Welcome!
My name is Shahriar Golchin, and I’m a final-year PhD candidate in the Department of Computer Science at the University of Arizona, advised by Prof. Mihai Surdeanu. Previously, I was a Machine Learning Scientist Intern at Walmart Global Tech and Harvard Medical School. I received my MSc and BSc in Electrical Engineering, Communication Systems, from Tarbiat Modares University and University of Zanjan, respectively, both with first-class honor.

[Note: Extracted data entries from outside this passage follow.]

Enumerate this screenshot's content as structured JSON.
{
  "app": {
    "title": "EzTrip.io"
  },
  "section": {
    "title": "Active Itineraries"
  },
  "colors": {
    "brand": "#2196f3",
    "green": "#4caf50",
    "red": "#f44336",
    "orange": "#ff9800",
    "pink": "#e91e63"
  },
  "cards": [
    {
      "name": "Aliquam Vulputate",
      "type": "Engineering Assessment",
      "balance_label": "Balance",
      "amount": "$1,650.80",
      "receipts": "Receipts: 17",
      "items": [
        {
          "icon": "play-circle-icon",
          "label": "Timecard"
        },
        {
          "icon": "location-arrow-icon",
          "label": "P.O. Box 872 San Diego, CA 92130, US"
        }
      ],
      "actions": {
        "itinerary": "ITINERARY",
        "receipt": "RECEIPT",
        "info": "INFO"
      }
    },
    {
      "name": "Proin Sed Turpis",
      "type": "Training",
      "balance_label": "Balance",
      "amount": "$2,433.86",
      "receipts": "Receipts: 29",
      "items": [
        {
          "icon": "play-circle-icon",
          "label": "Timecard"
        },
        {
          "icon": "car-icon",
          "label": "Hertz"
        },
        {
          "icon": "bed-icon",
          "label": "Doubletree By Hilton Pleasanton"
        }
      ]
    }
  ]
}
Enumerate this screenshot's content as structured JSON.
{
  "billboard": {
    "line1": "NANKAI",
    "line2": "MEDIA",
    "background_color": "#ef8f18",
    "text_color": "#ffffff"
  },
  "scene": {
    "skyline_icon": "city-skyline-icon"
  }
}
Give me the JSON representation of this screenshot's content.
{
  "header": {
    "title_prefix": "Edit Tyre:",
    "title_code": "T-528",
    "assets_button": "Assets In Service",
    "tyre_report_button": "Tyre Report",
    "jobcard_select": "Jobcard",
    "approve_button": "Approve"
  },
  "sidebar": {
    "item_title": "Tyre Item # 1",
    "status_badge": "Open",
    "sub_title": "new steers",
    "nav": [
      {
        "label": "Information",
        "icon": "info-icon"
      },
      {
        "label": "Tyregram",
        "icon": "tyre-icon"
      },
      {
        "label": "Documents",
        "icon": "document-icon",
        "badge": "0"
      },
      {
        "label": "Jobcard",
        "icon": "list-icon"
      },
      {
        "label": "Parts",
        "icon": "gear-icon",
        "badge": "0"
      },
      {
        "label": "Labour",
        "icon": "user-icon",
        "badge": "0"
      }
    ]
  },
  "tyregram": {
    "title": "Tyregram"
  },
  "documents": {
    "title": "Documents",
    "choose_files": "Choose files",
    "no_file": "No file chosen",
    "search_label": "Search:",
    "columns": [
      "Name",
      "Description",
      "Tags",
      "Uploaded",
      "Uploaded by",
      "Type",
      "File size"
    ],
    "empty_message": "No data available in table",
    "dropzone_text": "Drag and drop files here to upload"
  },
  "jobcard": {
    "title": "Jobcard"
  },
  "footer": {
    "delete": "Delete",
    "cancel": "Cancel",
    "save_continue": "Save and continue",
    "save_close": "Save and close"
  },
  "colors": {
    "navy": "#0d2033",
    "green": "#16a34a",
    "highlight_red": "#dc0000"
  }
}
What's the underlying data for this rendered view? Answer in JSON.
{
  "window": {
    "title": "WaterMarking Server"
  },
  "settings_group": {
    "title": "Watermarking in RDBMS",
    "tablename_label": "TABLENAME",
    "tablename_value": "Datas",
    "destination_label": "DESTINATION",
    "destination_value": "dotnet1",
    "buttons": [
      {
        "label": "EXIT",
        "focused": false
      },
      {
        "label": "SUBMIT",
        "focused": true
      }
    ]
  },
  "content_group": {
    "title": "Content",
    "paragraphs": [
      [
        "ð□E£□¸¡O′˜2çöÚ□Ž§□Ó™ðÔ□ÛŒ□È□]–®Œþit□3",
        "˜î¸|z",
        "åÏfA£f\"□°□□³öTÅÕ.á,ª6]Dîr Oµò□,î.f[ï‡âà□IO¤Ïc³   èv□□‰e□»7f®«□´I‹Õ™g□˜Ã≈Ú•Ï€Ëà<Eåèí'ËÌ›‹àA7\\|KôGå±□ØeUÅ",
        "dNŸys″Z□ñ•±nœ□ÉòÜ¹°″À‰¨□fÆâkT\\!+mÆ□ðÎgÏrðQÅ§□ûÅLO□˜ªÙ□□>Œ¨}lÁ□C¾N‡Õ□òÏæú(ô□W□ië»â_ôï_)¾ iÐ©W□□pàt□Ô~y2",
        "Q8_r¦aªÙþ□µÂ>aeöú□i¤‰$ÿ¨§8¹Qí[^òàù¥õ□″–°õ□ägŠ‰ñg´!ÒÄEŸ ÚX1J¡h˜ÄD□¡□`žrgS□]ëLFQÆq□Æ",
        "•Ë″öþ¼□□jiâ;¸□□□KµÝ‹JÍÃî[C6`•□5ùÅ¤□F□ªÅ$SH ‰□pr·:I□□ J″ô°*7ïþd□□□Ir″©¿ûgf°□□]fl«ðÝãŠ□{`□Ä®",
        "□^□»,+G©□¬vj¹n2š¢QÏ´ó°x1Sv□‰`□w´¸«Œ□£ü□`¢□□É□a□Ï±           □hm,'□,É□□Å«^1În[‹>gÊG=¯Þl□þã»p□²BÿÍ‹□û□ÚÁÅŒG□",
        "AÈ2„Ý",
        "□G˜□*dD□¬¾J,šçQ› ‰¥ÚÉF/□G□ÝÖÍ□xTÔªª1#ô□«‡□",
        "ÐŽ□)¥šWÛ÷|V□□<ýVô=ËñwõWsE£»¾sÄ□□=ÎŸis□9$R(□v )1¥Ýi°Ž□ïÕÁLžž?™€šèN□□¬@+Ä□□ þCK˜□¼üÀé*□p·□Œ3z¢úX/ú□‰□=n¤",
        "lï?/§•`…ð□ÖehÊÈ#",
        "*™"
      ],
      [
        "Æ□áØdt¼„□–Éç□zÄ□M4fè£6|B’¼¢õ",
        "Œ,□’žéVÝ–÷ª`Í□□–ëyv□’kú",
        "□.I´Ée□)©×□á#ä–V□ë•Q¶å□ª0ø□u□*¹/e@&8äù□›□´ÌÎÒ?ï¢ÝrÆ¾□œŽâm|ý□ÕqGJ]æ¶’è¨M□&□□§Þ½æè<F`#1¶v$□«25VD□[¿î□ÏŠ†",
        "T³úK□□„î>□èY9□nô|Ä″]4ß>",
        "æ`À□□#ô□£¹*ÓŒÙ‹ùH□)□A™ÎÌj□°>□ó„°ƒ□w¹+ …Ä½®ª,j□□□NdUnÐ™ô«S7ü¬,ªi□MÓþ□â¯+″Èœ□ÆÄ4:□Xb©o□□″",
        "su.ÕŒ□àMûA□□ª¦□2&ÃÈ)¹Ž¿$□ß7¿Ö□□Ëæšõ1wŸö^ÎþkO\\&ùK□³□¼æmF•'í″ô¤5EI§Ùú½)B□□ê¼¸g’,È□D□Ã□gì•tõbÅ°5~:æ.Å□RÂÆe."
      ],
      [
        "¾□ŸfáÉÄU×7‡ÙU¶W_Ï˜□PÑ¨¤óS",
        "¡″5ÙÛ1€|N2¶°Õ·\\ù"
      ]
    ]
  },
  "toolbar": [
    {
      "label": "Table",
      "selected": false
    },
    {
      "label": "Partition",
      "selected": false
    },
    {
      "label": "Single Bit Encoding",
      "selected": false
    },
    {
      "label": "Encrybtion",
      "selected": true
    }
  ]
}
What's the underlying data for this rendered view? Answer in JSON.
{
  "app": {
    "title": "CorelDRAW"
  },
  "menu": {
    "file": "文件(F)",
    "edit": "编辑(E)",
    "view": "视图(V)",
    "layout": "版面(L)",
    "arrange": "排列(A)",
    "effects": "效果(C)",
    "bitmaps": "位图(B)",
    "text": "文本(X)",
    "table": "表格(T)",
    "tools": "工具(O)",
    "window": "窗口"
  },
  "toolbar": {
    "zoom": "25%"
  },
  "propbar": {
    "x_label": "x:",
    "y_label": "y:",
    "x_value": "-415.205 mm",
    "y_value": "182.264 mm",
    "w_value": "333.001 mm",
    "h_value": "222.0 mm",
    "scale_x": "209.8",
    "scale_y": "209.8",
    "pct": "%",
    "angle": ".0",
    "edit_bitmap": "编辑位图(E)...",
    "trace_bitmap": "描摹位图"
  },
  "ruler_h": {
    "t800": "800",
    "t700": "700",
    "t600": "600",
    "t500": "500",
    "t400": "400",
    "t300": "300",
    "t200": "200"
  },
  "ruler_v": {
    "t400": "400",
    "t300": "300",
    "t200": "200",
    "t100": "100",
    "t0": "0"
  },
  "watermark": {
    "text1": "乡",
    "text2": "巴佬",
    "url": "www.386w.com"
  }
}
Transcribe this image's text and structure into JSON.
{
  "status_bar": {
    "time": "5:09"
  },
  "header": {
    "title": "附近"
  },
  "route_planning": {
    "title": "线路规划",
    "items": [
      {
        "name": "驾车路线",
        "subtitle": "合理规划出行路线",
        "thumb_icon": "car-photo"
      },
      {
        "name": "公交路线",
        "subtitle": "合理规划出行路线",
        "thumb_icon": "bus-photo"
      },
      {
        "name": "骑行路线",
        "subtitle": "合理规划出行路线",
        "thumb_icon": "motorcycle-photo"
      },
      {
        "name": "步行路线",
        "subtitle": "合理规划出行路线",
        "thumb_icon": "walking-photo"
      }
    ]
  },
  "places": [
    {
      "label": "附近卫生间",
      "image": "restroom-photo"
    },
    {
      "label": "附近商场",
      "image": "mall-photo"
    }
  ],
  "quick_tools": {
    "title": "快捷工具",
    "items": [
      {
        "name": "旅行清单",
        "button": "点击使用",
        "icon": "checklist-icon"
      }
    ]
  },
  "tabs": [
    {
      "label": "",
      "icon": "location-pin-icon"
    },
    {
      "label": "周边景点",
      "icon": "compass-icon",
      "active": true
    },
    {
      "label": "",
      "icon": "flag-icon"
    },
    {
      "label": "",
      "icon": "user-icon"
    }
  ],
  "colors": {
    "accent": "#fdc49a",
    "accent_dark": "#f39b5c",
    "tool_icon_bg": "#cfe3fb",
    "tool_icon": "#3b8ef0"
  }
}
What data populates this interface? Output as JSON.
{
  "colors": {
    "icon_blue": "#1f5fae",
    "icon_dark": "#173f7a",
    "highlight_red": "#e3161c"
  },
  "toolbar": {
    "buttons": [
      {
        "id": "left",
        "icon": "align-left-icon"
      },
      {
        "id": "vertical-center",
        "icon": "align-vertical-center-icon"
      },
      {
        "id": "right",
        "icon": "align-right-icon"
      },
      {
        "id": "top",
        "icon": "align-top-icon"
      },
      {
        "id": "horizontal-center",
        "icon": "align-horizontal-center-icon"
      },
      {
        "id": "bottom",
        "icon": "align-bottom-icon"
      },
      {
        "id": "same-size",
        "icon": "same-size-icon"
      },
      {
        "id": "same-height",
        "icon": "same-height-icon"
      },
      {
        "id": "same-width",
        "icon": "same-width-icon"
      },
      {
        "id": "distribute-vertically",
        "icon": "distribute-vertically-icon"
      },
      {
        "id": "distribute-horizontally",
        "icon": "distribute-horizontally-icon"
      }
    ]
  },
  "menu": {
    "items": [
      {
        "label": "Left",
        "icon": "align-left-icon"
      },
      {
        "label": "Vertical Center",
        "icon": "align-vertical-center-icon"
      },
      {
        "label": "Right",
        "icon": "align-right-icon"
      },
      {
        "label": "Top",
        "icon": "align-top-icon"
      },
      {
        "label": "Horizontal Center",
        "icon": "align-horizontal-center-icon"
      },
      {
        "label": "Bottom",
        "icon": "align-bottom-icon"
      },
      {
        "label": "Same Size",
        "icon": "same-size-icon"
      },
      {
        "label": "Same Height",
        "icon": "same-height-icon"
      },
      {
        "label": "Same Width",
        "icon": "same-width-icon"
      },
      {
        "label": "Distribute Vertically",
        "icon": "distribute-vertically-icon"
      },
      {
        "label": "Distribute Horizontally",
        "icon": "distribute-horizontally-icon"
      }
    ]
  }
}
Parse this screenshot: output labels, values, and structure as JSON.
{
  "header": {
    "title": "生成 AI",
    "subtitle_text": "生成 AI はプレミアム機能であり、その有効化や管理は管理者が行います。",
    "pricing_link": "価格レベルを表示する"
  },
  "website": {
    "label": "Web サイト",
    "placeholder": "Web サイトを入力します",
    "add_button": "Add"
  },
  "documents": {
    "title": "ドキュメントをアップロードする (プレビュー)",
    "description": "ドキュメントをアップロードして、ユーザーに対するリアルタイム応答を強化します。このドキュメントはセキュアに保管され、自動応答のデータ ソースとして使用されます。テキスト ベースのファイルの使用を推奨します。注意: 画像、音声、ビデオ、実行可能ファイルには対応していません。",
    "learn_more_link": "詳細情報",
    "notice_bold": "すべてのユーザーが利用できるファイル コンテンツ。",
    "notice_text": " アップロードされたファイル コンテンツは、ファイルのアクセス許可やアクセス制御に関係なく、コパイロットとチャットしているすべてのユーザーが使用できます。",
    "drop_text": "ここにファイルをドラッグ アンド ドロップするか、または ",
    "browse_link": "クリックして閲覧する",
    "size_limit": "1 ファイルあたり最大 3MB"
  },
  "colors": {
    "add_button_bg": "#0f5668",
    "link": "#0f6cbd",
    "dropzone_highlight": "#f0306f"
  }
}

My research interests include Natural Language Processing, Large Language Models (LLMs), and Machine/Deep Learning. My PhD research focuses on the issue of data contamination (data leakage) within LLMs. I’m particularly interested in developing methods that can detect data contamination in fully black-box settings. Currently, I’m working on Machine Unlearning techniques to fix the issue of data contamination.
News
Mar 4, 2024: Awarded Outstanding Graduate Scholarship by the Department of Computer Science, University of Arizona.
Mar 1, 2024: Awarded Galileo Circle Scholarship by the College of Science, University of Arizona.
Jan 15, 2024: Time Travel in LLMs: Tracing Data Contamination in Large Language Models accepted at ICLR 2024 as a Spotlight paper!
Selected Publications
(For a full list of all publications, please see my Google Scholar page.)
Time Travel in LLMs: Tracing Data Contamination in Large Language Models
Shahriar Golchin, Mihai Surdeanu
ICLR 2024 — Spotlight Paper (notable top 5%) [Featured in The New Stack, March 2024]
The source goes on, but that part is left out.